PROSPECTS FOR further interest rate cuts weakened this week after inflation hit an eight-year high.
Analysts and the Bank of England were caught by surprise when July figures showed inflation rising sharply from 2% to 2.3%.
The bank’s target is 2%.
Mark Berrisford-Smith, senior economist at HSBC, said this would not have been considered so worrying if rising fuel costs were solely to blame and the increase was seen as a one-off.
But inflation was hitting other sectors as well. “Services are up 5% and goods prices, which are often negative, were up 5%.”
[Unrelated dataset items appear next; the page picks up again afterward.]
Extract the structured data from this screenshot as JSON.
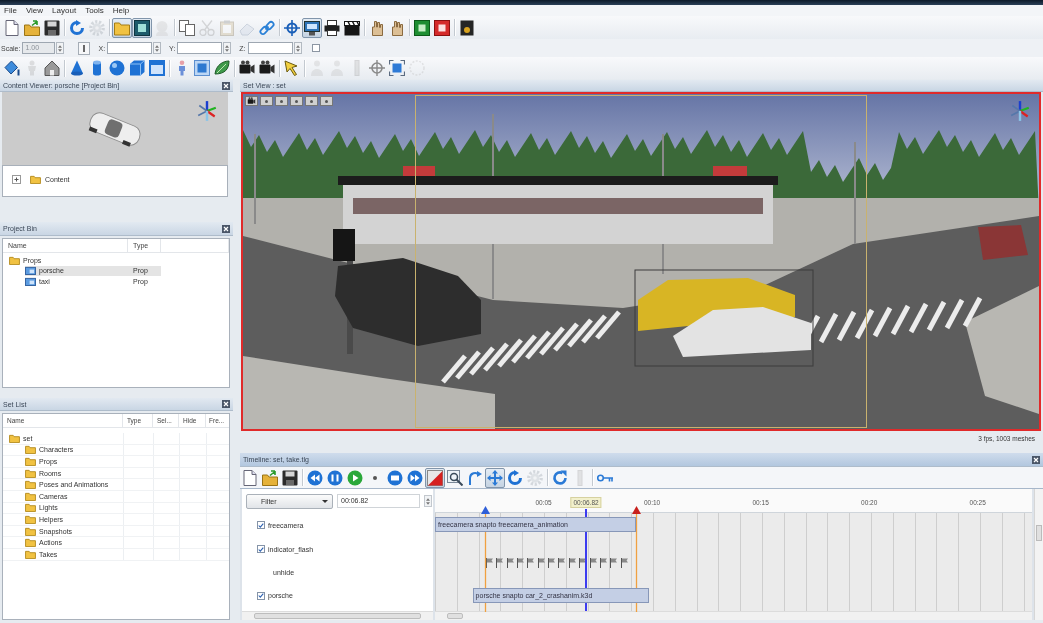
{
  "menu": [
    "File",
    "View",
    "Layout",
    "Tools",
    "Help"
  ],
  "toolbars": {
    "main": [
      {
        "kind": "button",
        "pressed": false,
        "disabled": false
      },
      {
        "kind": "button",
        "pressed": false,
        "disabled": false
      },
      {
        "kind": "button",
        "pressed": false,
        "disabled": false
      },
      {
        "kind": "separator"
      },
      {
        "kind": "button",
        "pressed": false,
        "disabled": false
      },
      {
        "kind": "button",
        "pressed": false,
        "disabled": true
      },
      {
        "kind": "separator"
      },
      {
        "kind": "button",
        "pressed": true,
        "disabled": false
      },
      {
        "kind": "button",
        "pressed": true,
        "disabled": false
      },
      {
        "kind": "button",
        "pressed": false,
        "disabled": true
      },
      {
        "kind": "separator"
      },
      {
        "kind": "button",
        "pressed": false,
        "disabled": false
      },
      {
        "kind": "button",
        "pressed": false,
        "disabled": true
      },
      {
        "kind": "button",
        "pressed": false,
        "disabled": true
      },
      {
        "kind": "button",
        "pressed": false,
        "disabled": true
      },
      {
        "kind": "button",
        "pressed": false,
        "disabled": false
      },
      {
        "kind": "separator"
      },
      {
        "kind": "button",
        "pressed": false,
        "disabled": false
      },
      {
        "kind": "button",
        "pressed": true,
        "disabled": false
      },
      {
        "kind": "button",
        "pressed": false,
        "disabled": false
      },
      {
        "kind": "button",
        "pressed": false,
        "disabled": false
      },
      {
        "kind": "separator"
      },
      {
        "kind": "button",
        "pressed": false,
        "disabled": false
      },
      {
        "kind": "button",
        "pressed": false,
        "disabled": false
      },
      {
        "kind": "separator"
      },
      {
        "kind": "button",
        "pressed": false,
        "disabled": false
      },
      {
        "kind": "button",
        "pressed": false,
        "disabled": false
      },
      {
        "kind": "separator"
      },
      {
        "kind": "button",
        "pressed": false,
        "disabled": false
      }
    ],
    "transform": {
      "fields": [
        {
          "label": "Scale:",
          "value": "1.00",
          "disabled": true
        },
        {
          "label": "X:",
          "disabled": false
        },
        {
          "label": "Y:",
          "disabled": false
        },
        {
          "label": "Z:",
          "disabled": false
        }
      ],
      "toggle": {
        "checked": false
      }
    },
    "create": [
      {
        "kind": "button",
        "pressed": false,
        "disabled": false
      },
      {
        "kind": "button",
        "pressed": false,
        "disabled": true
      },
      {
        "kind": "button",
        "pressed": false,
        "disabled": false
      },
      {
        "kind": "separator"
      },
      {
        "kind": "button",
        "pressed": false,
        "disabled": false
      },
      {
        "kind": "button",
        "pressed": false,
        "disabled": false
      },
      {
        "kind": "button",
        "pressed": false,
        "disabled": false
      },
      {
        "kind": "button",
        "pressed": false,
        "disabled": false
      },
      {
        "kind": "button",
        "pressed": false,
        "disabled": false
      },
      {
        "kind": "separator"
      },
      {
        "kind": "button",
        "pressed": false,
        "disabled": false
      },
      {
        "kind": "button",
        "pressed": false,
        "disabled": false
      },
      {
        "kind": "button",
        "pressed": false,
        "disabled": false
      },
      {
        "kind": "separator"
      },
      {
        "kind": "button",
        "pressed": false,
        "disabled": false
      },
      {
        "kind": "button",
        "pressed": false,
        "disabled": false
      },
      {
        "kind": "separator"
      },
      {
        "kind": "button",
        "pressed": false,
        "disabled": false
      },
      {
        "kind": "separator"
      },
      {
        "kind": "button",
        "pressed": false,
        "disabled": true
      },
      {
        "kind": "button",
        "pressed": false,
        "disabled": true
      },
      {
        "kind": "button",
        "pressed": false,
        "disabled": true
      },
      {
        "kind": "button",
        "pressed": false,
        "disabled": false
      },
      {
        "kind": "button",
        "pressed": false,
        "disabled": false
      },
      {
        "kind": "button",
        "pressed": false,
        "disabled": true
      }
    ]
  },
  "content_viewer": {
    "title": "Content Viewer: porsche [Project Bin]",
    "tree": [
      {
        "label": "Content",
        "expanded": false
      }
    ]
  },
  "project_bin": {
    "title": "Project Bin",
    "columns": [
      "Name",
      "Type"
    ],
    "items": [
      {
        "name": "Props",
        "selected": false,
        "children": [
          {
            "name": "porsche",
            "type": "Prop",
            "selected": true
          },
          {
            "name": "taxi",
            "type": "Prop",
            "selected": false
          }
        ]
      }
    ]
  },
  "set_list": {
    "title": "Set List",
    "columns": [
      "Name",
      "Type",
      "Sel...",
      "Hide",
      "Fre..."
    ],
    "items": [
      {
        "name": "set",
        "children": [
          {
            "name": "Characters"
          },
          {
            "name": "Props"
          },
          {
            "name": "Rooms"
          },
          {
            "name": "Poses and Animations"
          },
          {
            "name": "Cameras"
          },
          {
            "name": "Lights"
          },
          {
            "name": "Helpers"
          },
          {
            "name": "Snapshots"
          },
          {
            "name": "Actions"
          },
          {
            "name": "Takes"
          }
        ]
      }
    ]
  },
  "set_view": {
    "title": "Set View : set",
    "status": "3 fps, 1003 meshes"
  },
  "timeline": {
    "title": "Timeline: set, take.tlg",
    "toolbar": [
      {
        "kind": "button",
        "pressed": false,
        "disabled": false
      },
      {
        "kind": "button",
        "pressed": false,
        "disabled": false
      },
      {
        "kind": "button",
        "pressed": false,
        "disabled": false
      },
      {
        "kind": "separator"
      },
      {
        "kind": "button",
        "pressed": false,
        "disabled": false
      },
      {
        "kind": "button",
        "pressed": false,
        "disabled": false
      },
      {
        "kind": "button",
        "pressed": false,
        "disabled": false
      },
      {
        "kind": "button",
        "pressed": false,
        "disabled": false
      },
      {
        "kind": "button",
        "pressed": false,
        "disabled": false
      },
      {
        "kind": "button",
        "pressed": false,
        "disabled": false
      },
      {
        "kind": "button",
        "pressed": true,
        "disabled": false
      },
      {
        "kind": "button",
        "pressed": false,
        "disabled": false
      },
      {
        "kind": "button",
        "pressed": false,
        "disabled": false
      },
      {
        "kind": "button",
        "pressed": true,
        "disabled": false
      },
      {
        "kind": "button",
        "pressed": false,
        "disabled": false
      },
      {
        "kind": "button",
        "pressed": false,
        "disabled": true
      },
      {
        "kind": "separator"
      },
      {
        "kind": "button",
        "pressed": false,
        "disabled": false
      },
      {
        "kind": "button",
        "pressed": false,
        "disabled": true
      },
      {
        "kind": "separator"
      },
      {
        "kind": "button",
        "pressed": false,
        "disabled": false
      }
    ],
    "filter": {
      "label": "Filter"
    },
    "time": {
      "value": "00:06.82"
    },
    "tracks": [
      {
        "kind": "object",
        "name": "freecamera",
        "checked": true,
        "clip": "freecamera snapto freecamera_animation"
      },
      {
        "kind": "object",
        "name": "indicator_flash",
        "checked": true
      },
      {
        "kind": "action",
        "name": "unhide"
      },
      {
        "kind": "object",
        "name": "porsche",
        "checked": true,
        "clip": "porsche snapto car_2_crashanim.k3d"
      }
    ],
    "ruler": [
      "00:05",
      "00:10",
      "00:15",
      "00:20",
      "00:25"
    ],
    "playhead": {
      "label": "00:06.82",
      "level": 0.253
    },
    "range_start": {
      "level": 0.085
    },
    "range_end": {
      "level": 0.337
    }
  }
}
Mr Berrisford-Smith said this month’s decision by the Bank of England’s monetary policy committee to cut rates 0.25% to 4.5% was also by a narrower margin than expected.
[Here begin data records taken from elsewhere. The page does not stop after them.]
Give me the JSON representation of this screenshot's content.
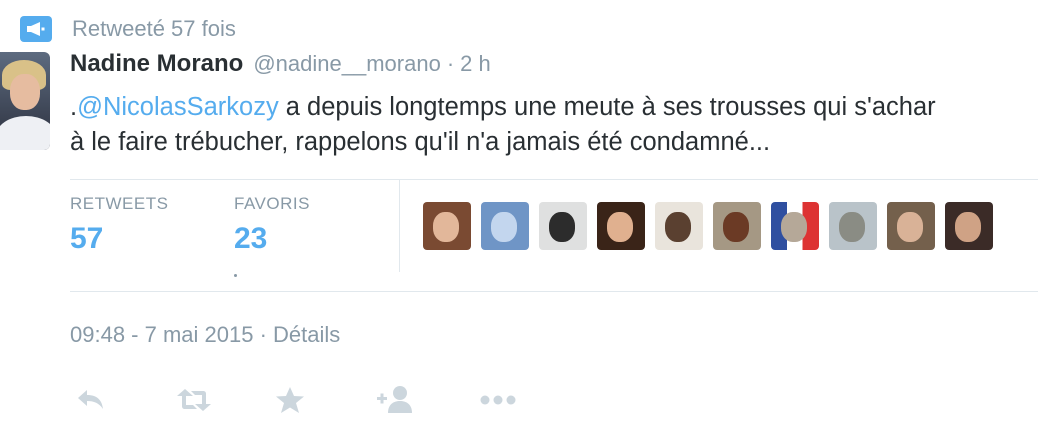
{
  "retweet_context": {
    "text": "Retweeté 57 fois",
    "icon": "megaphone-icon",
    "icon_color": "#55acee"
  },
  "author": {
    "name": "Nadine Morano",
    "handle": "@nadine__morano",
    "separator": "·",
    "time": "2 h"
  },
  "tweet": {
    "prefix": ".",
    "mention": "@NicolasSarkozy",
    "line1_rest": " a depuis longtemps une meute à ses trousses qui s'achar",
    "line2": "à le faire trébucher, rappelons qu'il n'a jamais été condamné..."
  },
  "stats": {
    "retweets_label": "RETWEETS",
    "retweets_value": "57",
    "favorites_label": "FAVORIS",
    "favorites_value": "23"
  },
  "timestamp": {
    "time": "09:48 - 7 mai 2015",
    "separator": "·",
    "details_link": "Détails"
  },
  "actions": [
    "reply-icon",
    "retweet-icon",
    "favorite-icon",
    "follow-icon",
    "more-icon"
  ],
  "colors": {
    "accent": "#55acee",
    "muted": "#8899a6",
    "text": "#292f33",
    "divider": "#e1e8ed",
    "icon": "#ccd6dd"
  }
}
“It was only a 5-4 vote. If they had had these figures then I’m not sure they would have voted to cut.”
Significantly, Bank of England governor Mervyn King was one of those who voted to maintain rates at 4.75%.
HSBC was still tentatively predicting one further cut in interest rates this year, said Mr Berrisford-Smith.
Although if inflation was in the range 2.5%-3% by October this was unlikely and there might even be pressure to reverse July’s cut, he added.
That would be bad news for farmers forced to increase their borrowings as cover for their delayed single farm payments.
And Mr Berrisford-Smith said it could also further strengthen the value of the pound against the euro, which would reduce the value of the SFP when it eventually arrived.